The CR1 gene encodes complement component 3b/4b receptor 1—a membrane glycoprotein found on erythrocytes, leukocytes, glomerular podocytes, and splenic follicular dendritic cells. This protein mediates cell binding and removal of complement-activated immune complexes.[24] CR1 serves to mediate clearance of immune complexes and phagocytosis by neutrophils and monocytes[38] and plays a role in antigen presentation to B lymphocytes.[39] Increased CR1 expression has been associated with AD diagnosis and worse cognition.[24] The presence of the CR1 rs3818361 risk variant is associated with lower PiB binding in 2 separate cognitively normal cohorts including an ADN1 subsample[10] but not in the full ADNI1 sample.[14] At the same time, 2 other SNPs, CR1 rs6656401 and rs6701713, showed an association with increased amyloid plaque burden postmortem.[12,40] In this study we observed that CR1 rs3818361 minor allele carrier status leads to a loss of the association between apoE protein plasma levels and PiB binding, which disappeared in the presence of APOE ε4 as covariate. An epistatic interaction between the APOE genotype and CR1 rs3818361 has been previously reported.[41,42]

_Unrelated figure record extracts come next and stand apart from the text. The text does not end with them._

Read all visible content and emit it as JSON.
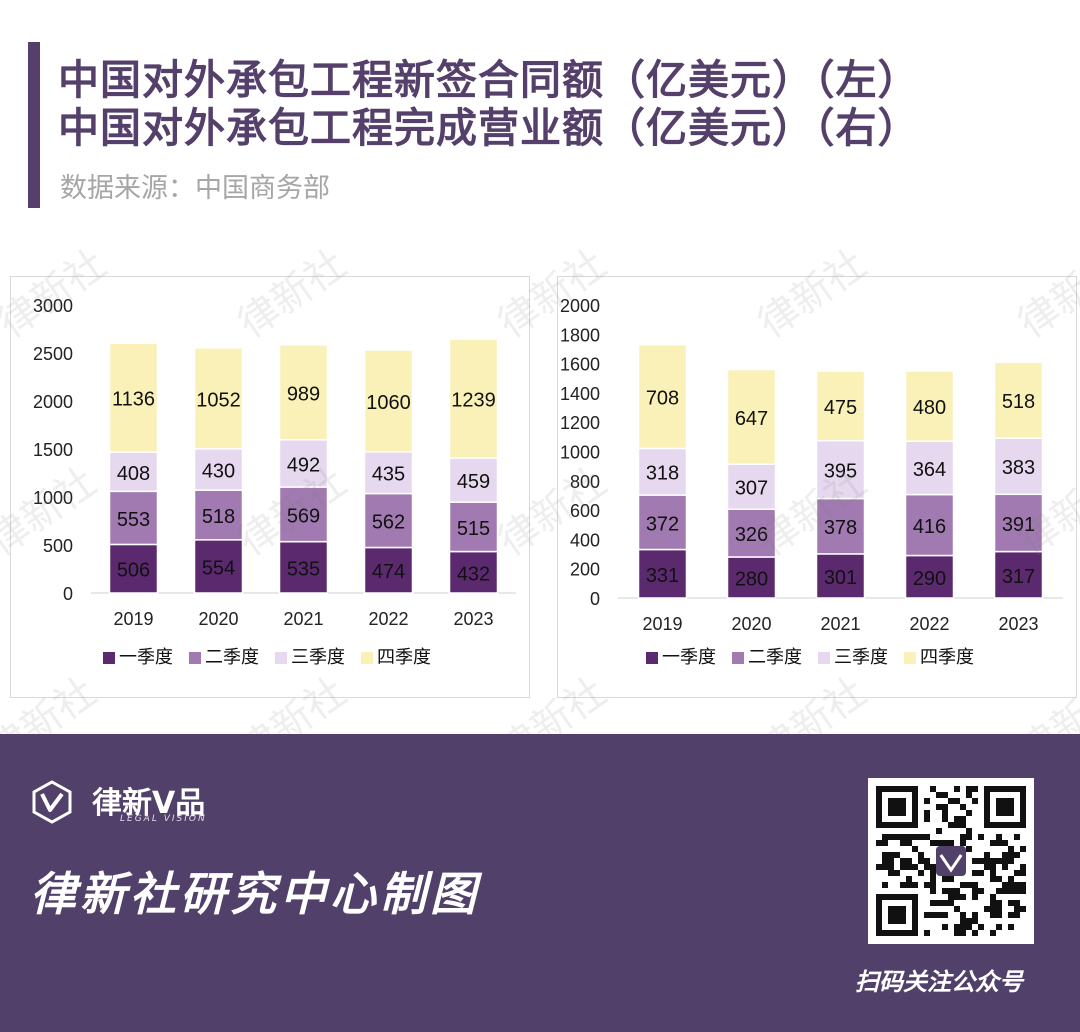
{
  "header": {
    "title_line1": "中国对外承包工程新签合同额（亿美元）（左）",
    "title_line2": "中国对外承包工程完成营业额（亿美元）（右）",
    "source": "数据来源：中国商务部"
  },
  "watermark_text": "律新社",
  "chart_data": [
    {
      "type": "bar",
      "stacked": true,
      "title": "中国对外承包工程新签合同额（亿美元）",
      "categories": [
        "2019",
        "2020",
        "2021",
        "2022",
        "2023"
      ],
      "series": [
        {
          "name": "一季度",
          "color": "#5b2a6e",
          "values": [
            506,
            554,
            535,
            474,
            432
          ]
        },
        {
          "name": "二季度",
          "color": "#a07ab0",
          "values": [
            553,
            518,
            569,
            562,
            515
          ]
        },
        {
          "name": "三季度",
          "color": "#e6d8ee",
          "values": [
            408,
            430,
            492,
            435,
            459
          ]
        },
        {
          "name": "四季度",
          "color": "#faf1b9",
          "values": [
            1136,
            1052,
            989,
            1060,
            1239
          ]
        }
      ],
      "ylim": [
        0,
        3000
      ],
      "yticks": [
        0,
        500,
        1000,
        1500,
        2000,
        2500,
        3000
      ],
      "legend": "bottom"
    },
    {
      "type": "bar",
      "stacked": true,
      "title": "中国对外承包工程完成营业额（亿美元）",
      "categories": [
        "2019",
        "2020",
        "2021",
        "2022",
        "2023"
      ],
      "series": [
        {
          "name": "一季度",
          "color": "#5b2a6e",
          "values": [
            331,
            280,
            301,
            290,
            317
          ]
        },
        {
          "name": "二季度",
          "color": "#a07ab0",
          "values": [
            372,
            326,
            378,
            416,
            391
          ]
        },
        {
          "name": "三季度",
          "color": "#e6d8ee",
          "values": [
            318,
            307,
            395,
            364,
            383
          ]
        },
        {
          "name": "四季度",
          "color": "#faf1b9",
          "values": [
            708,
            647,
            475,
            480,
            518
          ]
        }
      ],
      "ylim": [
        0,
        2000
      ],
      "yticks": [
        0,
        200,
        400,
        600,
        800,
        1000,
        1200,
        1400,
        1600,
        1800,
        2000
      ],
      "legend": "bottom"
    }
  ],
  "footer": {
    "brand_name": "律新V品",
    "brand_sub": "LEGAL VISION",
    "title": "律新社研究中心制图",
    "qr_caption": "扫码关注公众号"
  }
}
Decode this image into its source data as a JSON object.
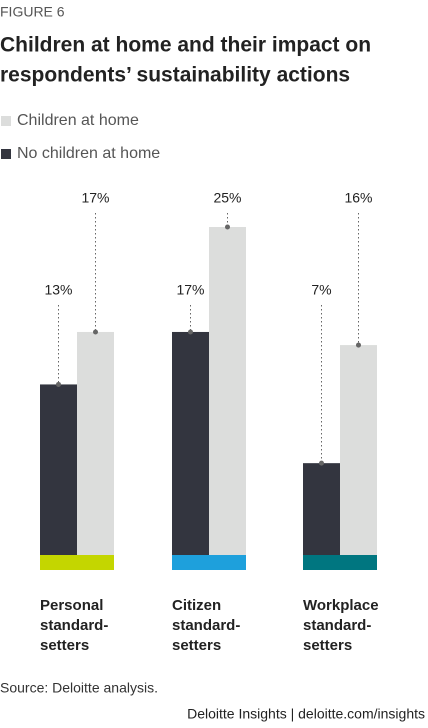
{
  "chart_data": {
    "type": "bar",
    "figure_label": "FIGURE 6",
    "title": [
      "Children at home and their impact on",
      "respondents’ sustainability actions"
    ],
    "categories": [
      [
        "Personal",
        "standard-",
        "setters"
      ],
      [
        "Citizen",
        "standard-",
        "setters"
      ],
      [
        "Workplace",
        "standard-",
        "setters"
      ]
    ],
    "category_colors": [
      "#c4d600",
      "#1ea0dc",
      "#007680"
    ],
    "series": [
      {
        "name": "No children at home",
        "color": "#33353f",
        "values": [
          13,
          17,
          7
        ],
        "value_labels": [
          "13%",
          "17%",
          "7%"
        ]
      },
      {
        "name": "Children at home",
        "color": "#dcdddc",
        "values": [
          17,
          25,
          16
        ],
        "value_labels": [
          "17%",
          "25%",
          "16%"
        ]
      }
    ],
    "source": "Source: Deloitte analysis.",
    "footer": "Deloitte Insights | deloitte.com/insights"
  }
}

Several strengths and limitations of this study should be acknowledged. ADNI is the premier longitudinal biomarker study in AD. ADNI uses unified subject assessment, MRI, PiB-PET, CSF, and peripheral blood collection protocols and meticulous data quality control across all study sites. One of the major limitations of our study is its small sample size limited by PiB availability in ADNI1. Significant disproportion between carriers and noncarriers for the remaining ADNI risk SNPs led to the exclusion of these variants, allowing us to test our hypothesis for only 6 SNPs across 5 AD risk genes. Furthermore, other unknown genetic interactions may also affect the plasma apoE–cortical PiB associations. Last but not least, ADNI uses rigorous exclusion criteria typical of clinical trials and the study population is not representative of the general population, which may negatively affect the generalizability of our results.

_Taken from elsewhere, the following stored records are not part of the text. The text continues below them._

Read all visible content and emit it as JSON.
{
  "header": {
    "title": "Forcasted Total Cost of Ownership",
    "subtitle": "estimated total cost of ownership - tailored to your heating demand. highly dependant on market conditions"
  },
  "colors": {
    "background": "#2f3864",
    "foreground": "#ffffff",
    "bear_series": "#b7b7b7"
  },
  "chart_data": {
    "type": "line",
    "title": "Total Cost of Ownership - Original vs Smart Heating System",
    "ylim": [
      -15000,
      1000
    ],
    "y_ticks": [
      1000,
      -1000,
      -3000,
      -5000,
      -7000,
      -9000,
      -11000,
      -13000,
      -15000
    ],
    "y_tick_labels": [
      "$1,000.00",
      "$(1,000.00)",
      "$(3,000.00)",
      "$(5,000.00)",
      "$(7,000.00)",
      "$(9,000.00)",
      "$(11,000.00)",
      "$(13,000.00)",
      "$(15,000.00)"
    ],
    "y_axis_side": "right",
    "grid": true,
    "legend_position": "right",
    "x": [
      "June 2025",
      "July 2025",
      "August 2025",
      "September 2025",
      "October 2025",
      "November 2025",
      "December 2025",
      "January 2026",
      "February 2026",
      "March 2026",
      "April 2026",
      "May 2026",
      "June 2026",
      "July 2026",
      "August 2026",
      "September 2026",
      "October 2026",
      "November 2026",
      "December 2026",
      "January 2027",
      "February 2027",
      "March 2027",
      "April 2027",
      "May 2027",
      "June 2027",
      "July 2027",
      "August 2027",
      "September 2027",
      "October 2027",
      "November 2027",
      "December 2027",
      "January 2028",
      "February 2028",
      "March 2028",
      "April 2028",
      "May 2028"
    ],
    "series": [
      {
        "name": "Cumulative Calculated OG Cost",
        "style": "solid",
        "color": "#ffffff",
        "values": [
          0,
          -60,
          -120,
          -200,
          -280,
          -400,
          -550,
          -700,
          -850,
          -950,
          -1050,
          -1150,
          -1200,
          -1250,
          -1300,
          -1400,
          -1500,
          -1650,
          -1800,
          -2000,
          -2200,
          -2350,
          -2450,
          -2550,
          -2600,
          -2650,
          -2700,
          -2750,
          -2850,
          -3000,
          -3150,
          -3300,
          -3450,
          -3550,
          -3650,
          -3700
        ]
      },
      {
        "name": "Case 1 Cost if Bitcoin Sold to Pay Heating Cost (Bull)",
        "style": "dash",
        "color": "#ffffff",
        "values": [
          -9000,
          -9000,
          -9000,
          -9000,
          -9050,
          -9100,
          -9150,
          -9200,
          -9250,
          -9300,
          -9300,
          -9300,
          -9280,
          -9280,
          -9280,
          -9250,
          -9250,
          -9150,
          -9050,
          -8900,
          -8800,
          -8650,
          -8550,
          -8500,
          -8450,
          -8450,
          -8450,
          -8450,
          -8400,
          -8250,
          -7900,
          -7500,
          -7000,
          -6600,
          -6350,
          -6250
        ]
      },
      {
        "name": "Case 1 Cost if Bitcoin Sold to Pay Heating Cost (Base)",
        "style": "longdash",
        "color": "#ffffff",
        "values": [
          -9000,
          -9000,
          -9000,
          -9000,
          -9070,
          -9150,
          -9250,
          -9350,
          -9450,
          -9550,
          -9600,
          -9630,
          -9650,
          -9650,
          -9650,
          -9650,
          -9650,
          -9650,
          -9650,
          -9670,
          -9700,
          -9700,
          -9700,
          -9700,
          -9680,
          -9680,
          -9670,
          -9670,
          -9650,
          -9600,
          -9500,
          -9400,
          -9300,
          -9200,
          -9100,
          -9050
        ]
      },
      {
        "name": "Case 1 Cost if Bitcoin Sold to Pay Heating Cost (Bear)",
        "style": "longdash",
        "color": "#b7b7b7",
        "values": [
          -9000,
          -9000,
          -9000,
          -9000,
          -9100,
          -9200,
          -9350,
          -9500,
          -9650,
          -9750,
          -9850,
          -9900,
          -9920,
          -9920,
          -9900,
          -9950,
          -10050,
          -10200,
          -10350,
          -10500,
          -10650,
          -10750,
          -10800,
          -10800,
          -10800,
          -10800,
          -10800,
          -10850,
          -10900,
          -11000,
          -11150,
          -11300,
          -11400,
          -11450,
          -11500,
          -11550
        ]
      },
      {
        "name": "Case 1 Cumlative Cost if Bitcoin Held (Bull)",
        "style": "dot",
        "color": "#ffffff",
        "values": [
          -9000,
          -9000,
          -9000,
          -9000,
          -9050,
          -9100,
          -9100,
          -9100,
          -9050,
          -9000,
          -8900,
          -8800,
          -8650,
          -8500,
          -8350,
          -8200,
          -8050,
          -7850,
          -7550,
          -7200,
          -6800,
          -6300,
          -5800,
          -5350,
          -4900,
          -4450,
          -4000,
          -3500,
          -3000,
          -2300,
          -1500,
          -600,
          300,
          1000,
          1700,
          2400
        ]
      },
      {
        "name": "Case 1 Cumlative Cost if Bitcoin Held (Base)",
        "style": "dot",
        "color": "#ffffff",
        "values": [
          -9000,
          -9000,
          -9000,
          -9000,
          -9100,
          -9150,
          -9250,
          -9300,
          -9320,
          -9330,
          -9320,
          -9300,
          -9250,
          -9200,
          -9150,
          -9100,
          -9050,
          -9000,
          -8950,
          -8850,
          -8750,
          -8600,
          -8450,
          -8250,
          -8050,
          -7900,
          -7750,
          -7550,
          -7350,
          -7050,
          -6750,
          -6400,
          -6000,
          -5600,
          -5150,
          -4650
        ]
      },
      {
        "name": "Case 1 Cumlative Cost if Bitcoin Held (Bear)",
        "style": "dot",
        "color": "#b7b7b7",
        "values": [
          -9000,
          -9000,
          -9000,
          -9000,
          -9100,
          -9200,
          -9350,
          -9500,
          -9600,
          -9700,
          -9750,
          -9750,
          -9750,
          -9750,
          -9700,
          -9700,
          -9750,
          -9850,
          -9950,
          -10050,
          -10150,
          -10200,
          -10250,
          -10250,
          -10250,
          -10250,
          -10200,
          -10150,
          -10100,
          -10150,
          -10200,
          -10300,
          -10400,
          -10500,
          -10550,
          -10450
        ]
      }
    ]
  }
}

The ADNI PET core chose cerebellar gray matter as the reference region for intensity normalization of ADNI1 PiB data. This is one of the commonly used approaches. Other regions that have been used in the amyloid PET literature include whole cerebellum, periventricular white matter, whole brainstem, and composite regions derived from more than one of these measures. Recently, a group of PET experts compared the performance of 4 of these normalization regions: whole cerebellum, cerebellar gray matter, pons, and whole cerebellum plus brainstem. The authors concluded that normalization to the pons performed worse than normalization strategies including the cerebellum. The 2 regions that performed best (i.e., had lowest SUVR variance) were whole cerebellum and whole cerebellum plus brainstem.[43] Our study uses the cerebellar gray matter, which performed better than pons but resulted in more noise (higher SUVR variance) in the normalized data. Yet despite this potentially suboptimal signal-to-noise ratio, we were able to find significant associations.

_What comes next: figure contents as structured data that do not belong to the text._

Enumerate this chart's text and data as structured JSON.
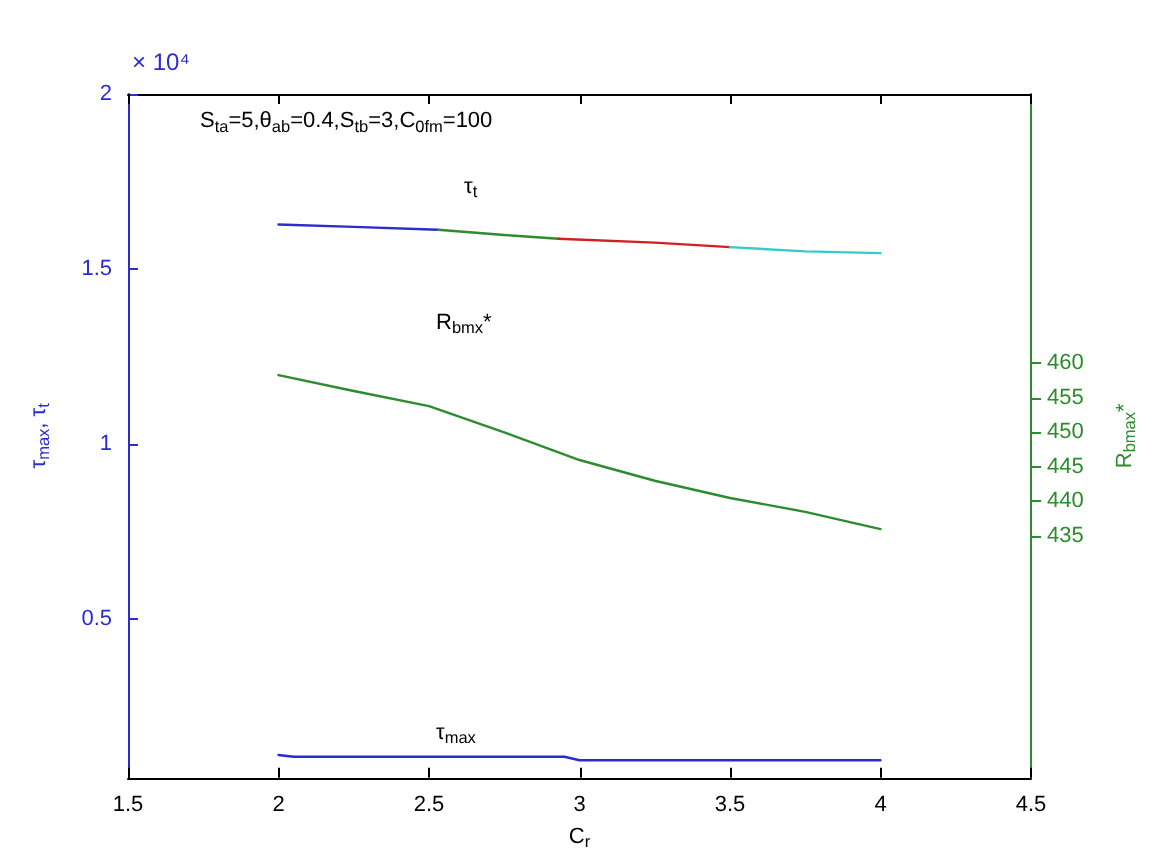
{
  "chart_data": {
    "type": "line",
    "annotations": [
      "× 10⁴",
      "S$_{ta}$=5,θ$_{ab}$=0.4,S$_{tb}$=3,C$_{0fm}$=100",
      "τ$_{t}$",
      "R$_{bmx}$*",
      "τ$_{max}$"
    ],
    "xlabel": "C$_{r}$",
    "ylabel": "τ$_{max}$, τ$_{t}$",
    "y2label": "R$_{bmax}$*",
    "xlim": [
      1.5,
      4.5
    ],
    "xticks": [
      1.5,
      2,
      2.5,
      3,
      3.5,
      4,
      4.5
    ],
    "ylim": [
      0.045,
      2
    ],
    "yticks": [
      0.5,
      1,
      1.5,
      2
    ],
    "y2lim": [
      400,
      499
    ],
    "y2ticks": [
      435,
      440,
      445,
      450,
      455,
      460
    ],
    "grid": false,
    "marker": "none",
    "line_style": "solid",
    "series": [
      {
        "color": "#2b2bd0",
        "x": [
          2,
          2.25,
          2.53
        ],
        "values": [
          1.627,
          1.62,
          1.612
        ]
      },
      {
        "color": "#2e8b2e",
        "x": [
          2.53,
          2.75,
          2.93
        ],
        "values": [
          1.612,
          1.597,
          1.586
        ]
      },
      {
        "color": "#d02020",
        "x": [
          2.93,
          3.25,
          3.5
        ],
        "values": [
          1.586,
          1.575,
          1.562
        ]
      },
      {
        "color": "#33cccc",
        "x": [
          3.5,
          3.75,
          4
        ],
        "values": [
          1.562,
          1.55,
          1.545
        ]
      },
      {
        "color": "#2e8b2e",
        "axis": "y2",
        "x": [
          2,
          2.25,
          2.5,
          2.75,
          3,
          3.25,
          3.5,
          3.75,
          4
        ],
        "values": [
          458.3,
          456,
          453.8,
          450,
          446,
          443,
          440.5,
          438.5,
          436
        ]
      },
      {
        "color": "#2b2bd0",
        "x": [
          2,
          2.05,
          2.95,
          3,
          4
        ],
        "values": [
          0.11,
          0.105,
          0.105,
          0.095,
          0.095
        ]
      }
    ]
  }
}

Overall, our findings imply an interaction between several AD risk gene minor alleles and APOE genotype–driven brain amyloidosis. In the absence of a direct association with brain amyloidosis, we found that several AD risk genes nonetheless exert a modulatory effect on one of the most fundamental disease-associated pathophysiologic events—APOE ε4-facilitated brain amyloid deposition. These findings lend the basis for further exploration of the exact AD-related pathophysiologic mechanisms of these genes and their products, which might ultimately lead to new therapeutic strategies.